Some claims are less extraordinary and can be backed up to most people's satisfaction without a whole lot of evidence. If I told you I had eggs for breakfast this morning, you probably wouldn't even need to see a photo to believe me.
If I told you that time slowed down in the presence of a large gravity well or on accelerating bodies such as satellites, I hope you'd want some evidence. And, you'd get it! Because it is demonstrably true.
But, it is still a claim that needs to be backed up. People didn't just take Einstein's word for it.
>> P.S. The term atheism post-dates theism because it is the absence of theism. But, the lack of belief in any deities probably exists in all species that do not know of the concept of deities. So, almost by definition, this lack of belief in deities predates a belief in them. It's just that no term was necessary for this lack of belief prior to the belief.
> I'm going to disagree with this. The cognitive capacity to assent to atheism must be present, accompanied by the necessary logical and empirical tools, otherwise speaking of atheism and theism in this context, that of non-human species, is simply not meaningful.
> Again, atheism always comes after theism.
I don't agree. You're talking about the term and formal atheism. But, I think it is safe to say that rats do not believe in any gods. I could be wrong. But, I doubt it.
I do agree that the actual term atheism comes after theism because we would not need to define atheism or talk about it in the absence of theism. But, not believing in gods predates believing in gods. It is the act of rejecting claims for gods that requires others who make the claim, not the disbelief itself.
Don't confuse the existence of a word for atheism with the pre-existing condition of millions of years of no one even having thought of gods.

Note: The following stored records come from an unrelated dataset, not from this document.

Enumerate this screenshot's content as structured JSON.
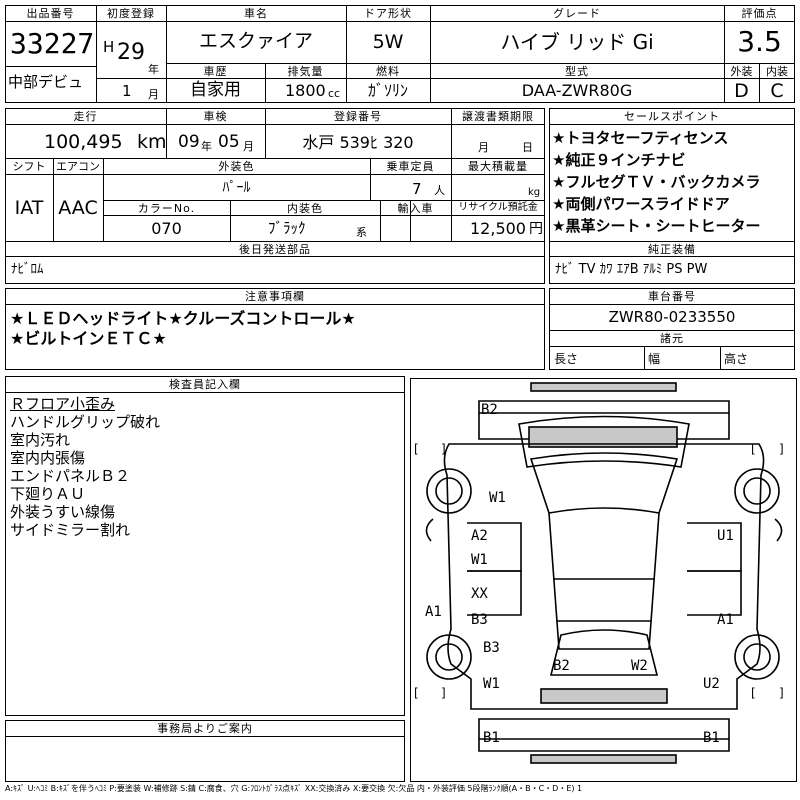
{
  "header": {
    "lot_no_label": "出品番号",
    "lot_no": "33227",
    "first_reg_label": "初度登録",
    "era": "H",
    "first_reg_year": "29",
    "year_unit": "年",
    "first_reg_month": "1",
    "month_unit": "月",
    "car_name_label": "車名",
    "car_name": "エスクァイア",
    "door_label": "ドア形状",
    "door": "5W",
    "grade_label": "グレード",
    "grade": "ハイブ リッド Gi",
    "score_label": "評価点",
    "score": "3.5",
    "debut": "中部デビュ",
    "history_label": "車歴",
    "history": "自家用",
    "displacement_label": "排気量",
    "displacement": "1800",
    "cc_unit": "cc",
    "fuel_label": "燃料",
    "fuel": "ｶﾞｿﾘﾝ",
    "model_label": "型式",
    "model": "DAA-ZWR80G",
    "exterior_label": "外装",
    "exterior_grade": "D",
    "interior_label": "内装",
    "interior_grade": "C"
  },
  "row2": {
    "mileage_label": "走行",
    "mileage": "100,495",
    "mileage_unit": "km",
    "inspection_label": "車検",
    "inspection_year": "09",
    "inspection_year_unit": "年",
    "inspection_month": "05",
    "inspection_month_unit": "月",
    "plate_label": "登録番号",
    "plate": "水戸 539ﾋ 320",
    "transfer_label": "譲渡書類期限",
    "transfer_month_unit": "月",
    "transfer_day_unit": "日",
    "shift_label": "シフト",
    "shift": "IAT",
    "ac_label": "エアコン",
    "ac": "AAC",
    "exterior_color_label": "外装色",
    "exterior_color": "ﾊﾟｰﾙ",
    "capacity_label": "乗車定員",
    "capacity": "7",
    "capacity_unit": "人",
    "max_load_label": "最大積載量",
    "max_load_unit": "kg",
    "color_no_label": "カラーNo.",
    "color_no": "070",
    "interior_color_label": "内装色",
    "interior_color": "ﾌﾞﾗｯｸ",
    "interior_color_unit": "系",
    "import_label": "輸入車",
    "recycle_label": "リサイクル預託金",
    "recycle": "12,500",
    "recycle_unit": "円",
    "later_parts_label": "後日発送部品",
    "later_parts": "ﾅﾋﾞﾛﾑ"
  },
  "sales_points": {
    "label": "セールスポイント",
    "items": [
      "★トヨタセーフティセンス",
      "★純正９インチナビ",
      "★フルセグＴＶ・バックカメラ",
      "★両側パワースライドドア",
      "★黒革シート・シートヒーター"
    ]
  },
  "equipment": {
    "label": "純正装備",
    "value": "ﾅﾋﾞ TV ｶﾜ ｴｱB ｱﾙﾐ PS PW"
  },
  "notes": {
    "label": "注意事項欄",
    "line1": "★ＬＥＤヘッドライト★クルーズコントロール★",
    "line2": "★ビルトインＥＴＣ★"
  },
  "chassis": {
    "label": "車台番号",
    "value": "ZWR80-0233550",
    "dims_label": "諸元",
    "length_label": "長さ",
    "width_label": "幅",
    "height_label": "高さ"
  },
  "inspector": {
    "label": "検査員記入欄",
    "items": [
      "Ｒフロア小歪み",
      "ハンドルグリップ破れ",
      "室内汚れ",
      "室内内張傷",
      "エンドパネルＢ２",
      "下廻りＡＵ",
      "外装うすい線傷",
      "サイドミラー割れ"
    ]
  },
  "office": {
    "label": "事務局よりご案内"
  },
  "diagram_marks": [
    "B2",
    "W1",
    "A2",
    "W1",
    "XX",
    "B3",
    "B3",
    "W1",
    "A1",
    "U1",
    "A1",
    "B2",
    "W2",
    "U2",
    "B1",
    "B1"
  ],
  "legend": "A:ｷｽﾞ U:ﾍｺﾐ B:ｷｽﾞを伴うﾍｺﾐ P:要塗装 W:補修跡 S:錆 C:腐食、穴 G:ﾌﾛﾝﾄｶﾞﾗｽ点ｷｽﾞ XX:交換済み X:要交換 欠:欠品 内・外装評価 5段階ﾗﾝｸ順(A・B・C・D・E) 1"
}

It wouldn't help to type your experience. The human brain is not a reliable source. Eyewitness testimony, for example, is among the least reliable types of evidence in the world. It disgusts me that we even allow it in a court of law. Here are some links.
https://www.scientificamerican.com/article/do-the-eyes-have-it/
https://agora.stanford.edu/sjls/Issue%20One/fisher&tversky.htm
https://www.simplypsychology.org/eyewitness-testimony.html
http://www.livescience.com/16194-crime-eyewitnesses-mistakes.html
https://en.wikipedia.org/wiki/Eyewitness_testimony#Reliability
We sure as hell do not allow it in a science lab. When we ask questions about the nature of the universe in which we find ourselves, we only trust scientific evidence.

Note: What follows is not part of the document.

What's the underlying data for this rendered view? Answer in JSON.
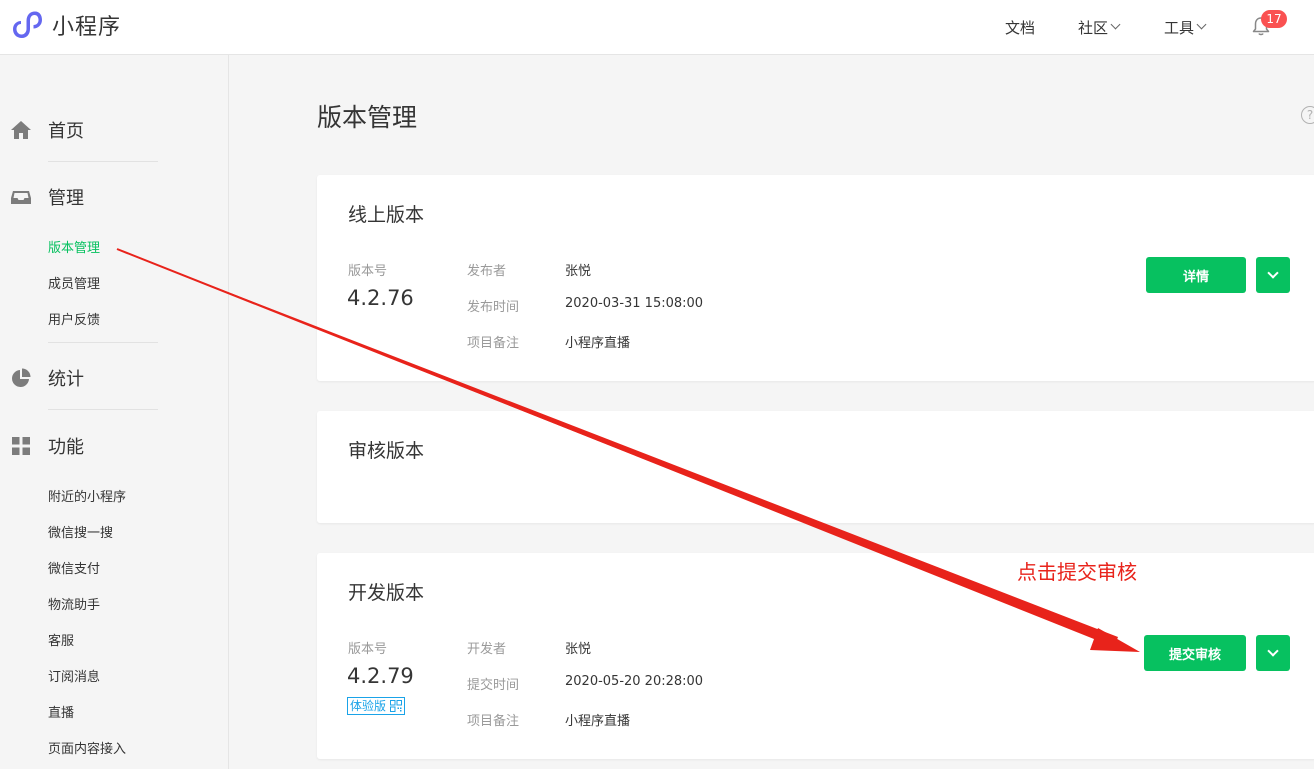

By all means, please do let me know if you come across a single shred of evidence that would meet those standards. Here's an excellent book containing all such evidence that we've found to date.

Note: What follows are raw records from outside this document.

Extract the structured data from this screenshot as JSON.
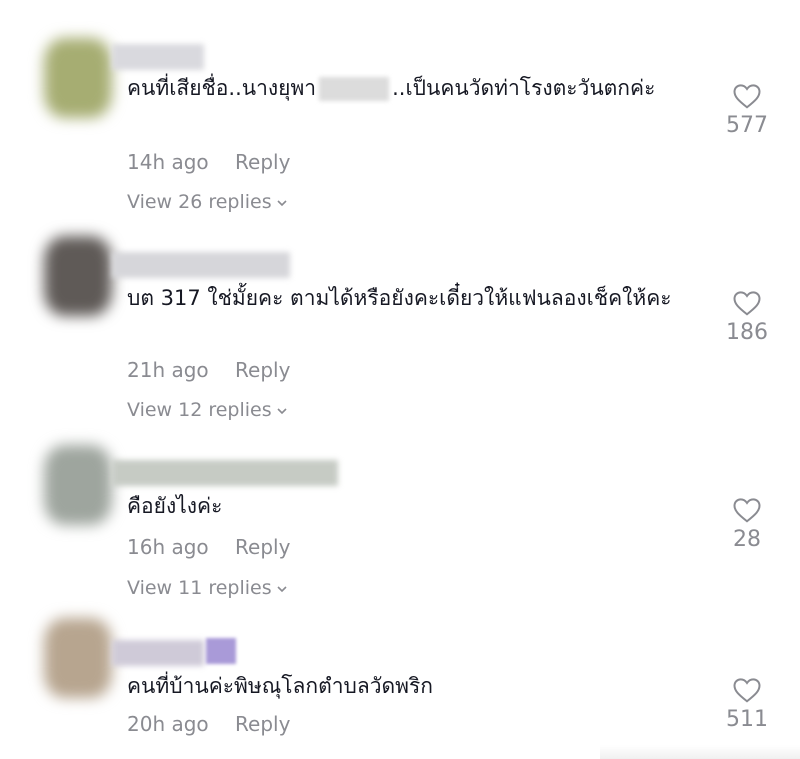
{
  "comments": [
    {
      "text_before": "คนที่เสียชื่อ..นางยุพา",
      "text_after": "..เป็นคนวัดท่าโรงตะวันตกค่ะ",
      "time": "14h ago",
      "reply_label": "Reply",
      "view_replies": "View 26 replies",
      "likes": "577",
      "avatar_color": "#a6ad72",
      "name_color": "#d9d9de"
    },
    {
      "text": "บต 317 ใช่มั้ยคะ ตามได้หรือยังคะเดี๋ยวให้แฟนลองเช็คให้คะ",
      "time": "21h ago",
      "reply_label": "Reply",
      "view_replies": "View 12 replies",
      "likes": "186",
      "avatar_color": "#5f5a57",
      "name_color": "#d6d6da"
    },
    {
      "text": "คือยังไงค่ะ",
      "time": "16h ago",
      "reply_label": "Reply",
      "view_replies": "View 11 replies",
      "likes": "28",
      "avatar_color": "#9ea59e",
      "name_color": "#c6cbc4"
    },
    {
      "text": "คนที่บ้านค่ะพิษณุโลกตำบลวัดพริก",
      "time": "20h ago",
      "reply_label": "Reply",
      "likes": "511",
      "avatar_color": "#b7a58f",
      "name_color": "#cfcad8",
      "name_accent": "#a99ad8"
    }
  ]
}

The Hard Evidence for God's Existence: A Comprehensive Guide
Spoiler alert! Your dysgraphia will not slow you down reading this one. It's 200 blank pages.
P.S. Edited to include links describing the problems of eyewitness testimony. If I shared your experiences that led you to belief, I would not trust my own brain without hard evidence confirming the experience. So, your testimony would not convince me. I would not even count it as evidence of any kind. I wouldn't count it from myself either, as I stated. So that is not a personal attack.
I just hope they place this book next to it at all stores that carry such material.